News and Stories
The Markon Experience: Seeing is Believing
In November of 2003, I stood on the receiving dock at Maines Paper & Food Service as a truckload of Markon Ready-Set-Serve produce was unloaded. At 25 years old, I was unknowingly about to get a new education.
I grew up in the produce business. My earliest memories are having pictures of me taken in front of my Dad’s huge apple displays, re-stacking bushels of peaches in my uncle’s warehouse, and being scolded for dropping a box of zucchini instead of gently placing it down. Even my great-grandfather’s emigration papers from Sicily listed his occupation as “fruit peddler". I knew produce…or so I thought!
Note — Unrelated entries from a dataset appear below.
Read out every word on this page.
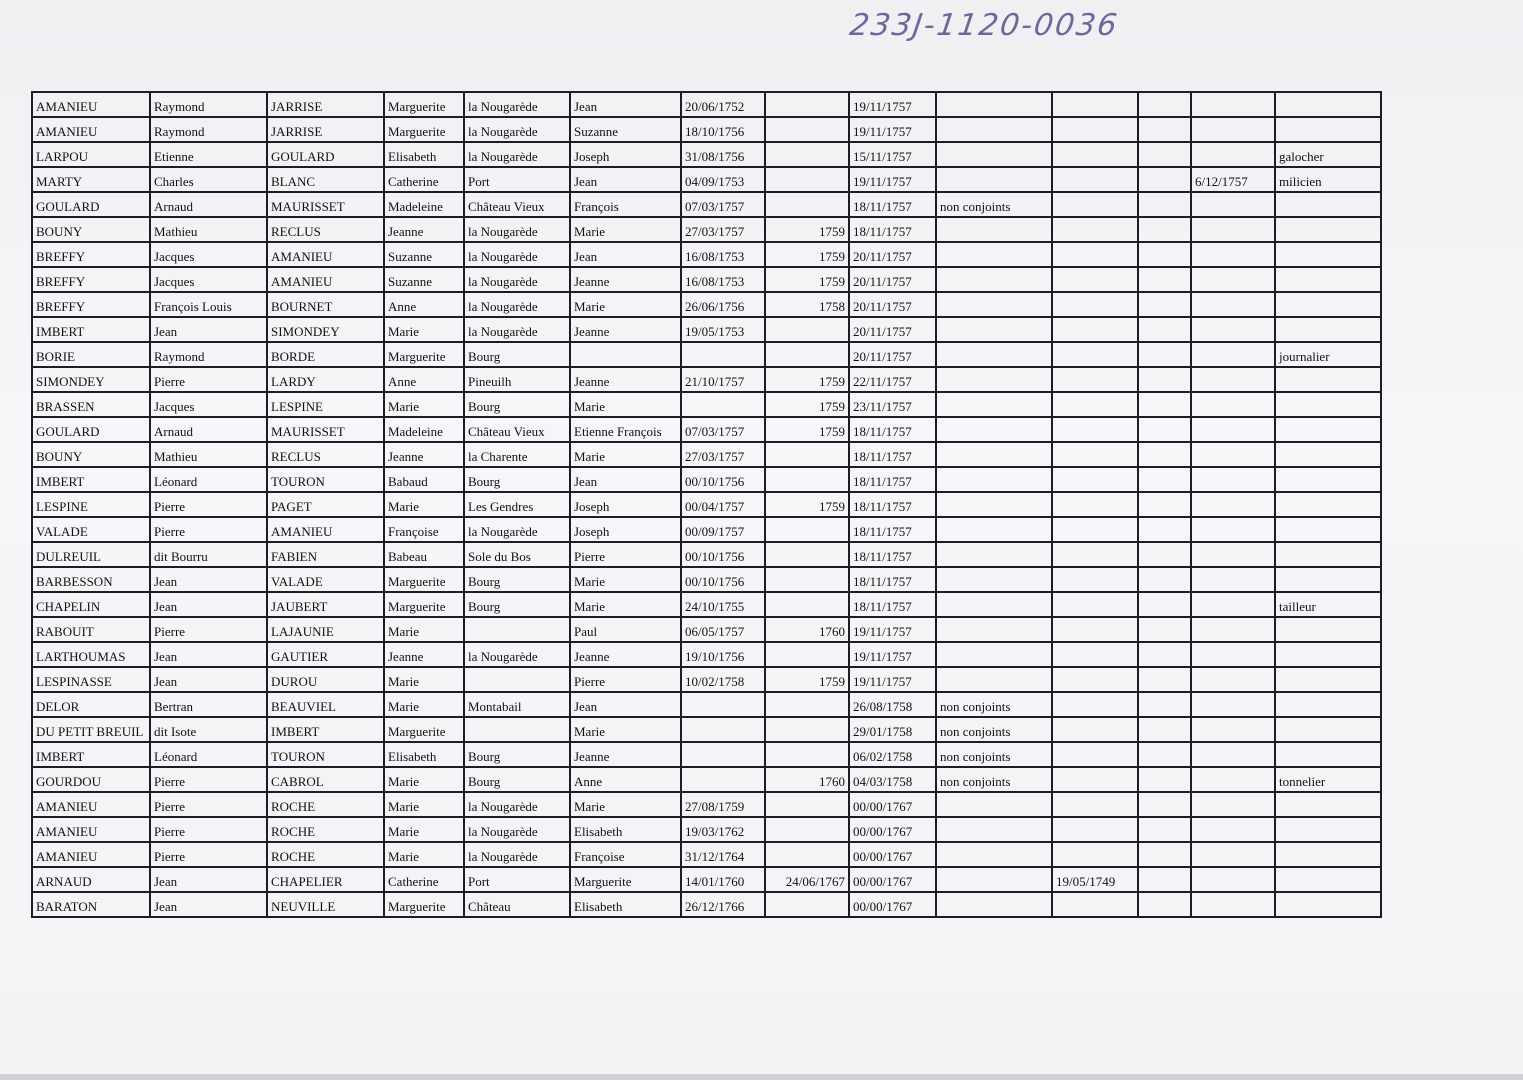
233J-1120-0036
AMANIEU	Raymond	JARRISE	Marguerite	la Nougarède	Jean	20/06/1752		19/11/1757					
AMANIEU	Raymond	JARRISE	Marguerite	la Nougarède	Suzanne	18/10/1756		19/11/1757					
LARPOU	Etienne	GOULARD	Elisabeth	la Nougarède	Joseph	31/08/1756		15/11/1757					galocher
MARTY	Charles	BLANC	Catherine	Port	Jean	04/09/1753		19/11/1757				6/12/1757	milicien
GOULARD	Arnaud	MAURISSET	Madeleine	Château Vieux	François	07/03/1757		18/11/1757	non conjoints				
BOUNY	Mathieu	RECLUS	Jeanne	la Nougarède	Marie	27/03/1757	1759	18/11/1757					
BREFFY	Jacques	AMANIEU	Suzanne	la Nougarède	Jean	16/08/1753	1759	20/11/1757					
BREFFY	Jacques	AMANIEU	Suzanne	la Nougarède	Jeanne	16/08/1753	1759	20/11/1757					
BREFFY	François Louis	BOURNET	Anne	la Nougarède	Marie	26/06/1756	1758	20/11/1757					
IMBERT	Jean	SIMONDEY	Marie	la Nougarède	Jeanne	19/05/1753		20/11/1757					
BORIE	Raymond	BORDE	Marguerite	Bourg				20/11/1757					journalier
SIMONDEY	Pierre	LARDY	Anne	Pineuilh	Jeanne	21/10/1757	1759	22/11/1757					
BRASSEN	Jacques	LESPINE	Marie	Bourg	Marie		1759	23/11/1757					
GOULARD	Arnaud	MAURISSET	Madeleine	Château Vieux	Etienne François	07/03/1757	1759	18/11/1757					
BOUNY	Mathieu	RECLUS	Jeanne	la Charente	Marie	27/03/1757		18/11/1757					
IMBERT	Léonard	TOURON	Babaud	Bourg	Jean	00/10/1756		18/11/1757					
LESPINE	Pierre	PAGET	Marie	Les Gendres	Joseph	00/04/1757	1759	18/11/1757					
VALADE	Pierre	AMANIEU	Françoise	la Nougarède	Joseph	00/09/1757		18/11/1757					
DULREUIL	dit Bourru	FABIEN	Babeau	Sole du Bos	Pierre	00/10/1756		18/11/1757					
BARBESSON	Jean	VALADE	Marguerite	Bourg	Marie	00/10/1756		18/11/1757					
CHAPELIN	Jean	JAUBERT	Marguerite	Bourg	Marie	24/10/1755		18/11/1757					tailleur
RABOUIT	Pierre	LAJAUNIE	Marie		Paul	06/05/1757	1760	19/11/1757					
LARTHOUMAS	Jean	GAUTIER	Jeanne	la Nougarède	Jeanne	19/10/1756		19/11/1757					
LESPINASSE	Jean	DUROU	Marie		Pierre	10/02/1758	1759	19/11/1757					
DELOR	Bertran	BEAUVIEL	Marie	Montabail	Jean			26/08/1758	non conjoints				
DU PETIT BREUIL	dit Isote	IMBERT	Marguerite		Marie			29/01/1758	non conjoints				
IMBERT	Léonard	TOURON	Elisabeth	Bourg	Jeanne			06/02/1758	non conjoints				
GOURDOU	Pierre	CABROL	Marie	Bourg	Anne		1760	04/03/1758	non conjoints				tonnelier
AMANIEU	Pierre	ROCHE	Marie	la Nougarède	Marie	27/08/1759		00/00/1767					
AMANIEU	Pierre	ROCHE	Marie	la Nougarède	Elisabeth	19/03/1762		00/00/1767					
AMANIEU	Pierre	ROCHE	Marie	la Nougarède	Françoise	31/12/1764		00/00/1767					
ARNAUD	Jean	CHAPELIER	Catherine	Port	Marguerite	14/01/1760	24/06/1767	00/00/1767		19/05/1749			
BARATON	Jean	NEUVILLE	Marguerite	Château	Elisabeth	26/12/1766		00/00/1767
This was different though. I sat and watched as white box after white box of chopped romaine, broccoli florets, baby peeled carrots—even washed & trimmed, iceless green onions came off of the truck. I had some experience with processed produce, but I certainly wouldn’t call it “value-added”. This product was fresh, well packaged, and just looked good. I had to find out more about this Markon.
As the day went on, several more trucks came in full of white Markon First Crop boxes. Green leaf, iceberg, oranges, potatoes, onions, and the nicest boxes of celery I had ever seen. This was cool, but why hadn’t I ever heard of Markon, when I was familiar with Dole, Church, Sunkist, and the other top growers?
As the new Produce Specialist at Maines, I was about to learn all about Markon, including their strict specifications for quality, yield, consistency, and food safety, and what it took to be an approved grower-shipper of the Markon brand. I won cutting after cutting against competitors with the weight of my lettuce, consistency of potatoes, and shelf-life of spring mix.
I had become a believer, but not fully.
Then I visited Markon for the first time. Riding around in Markon’s Lead Inspector John Galvez’s white Toyota truck, I saw firsthand what went into selecting growers, fields, and even rows inside the fields for Markon brand. I was impressed by the mutual respect between Markon inspectors and harvesting crews. And spending some time in the Markon office, I felt their passion for delivering the highest quality produce to us, their members.
That week in the Salinas Valley broadened my perspective of the produce industry. I had spent many years in fields, coolers, and warehouses, but I hadn’t seen anything like America’s Salad Bowl—and nobody understood it and managed it better than Markon. Indeed, seeing was believing.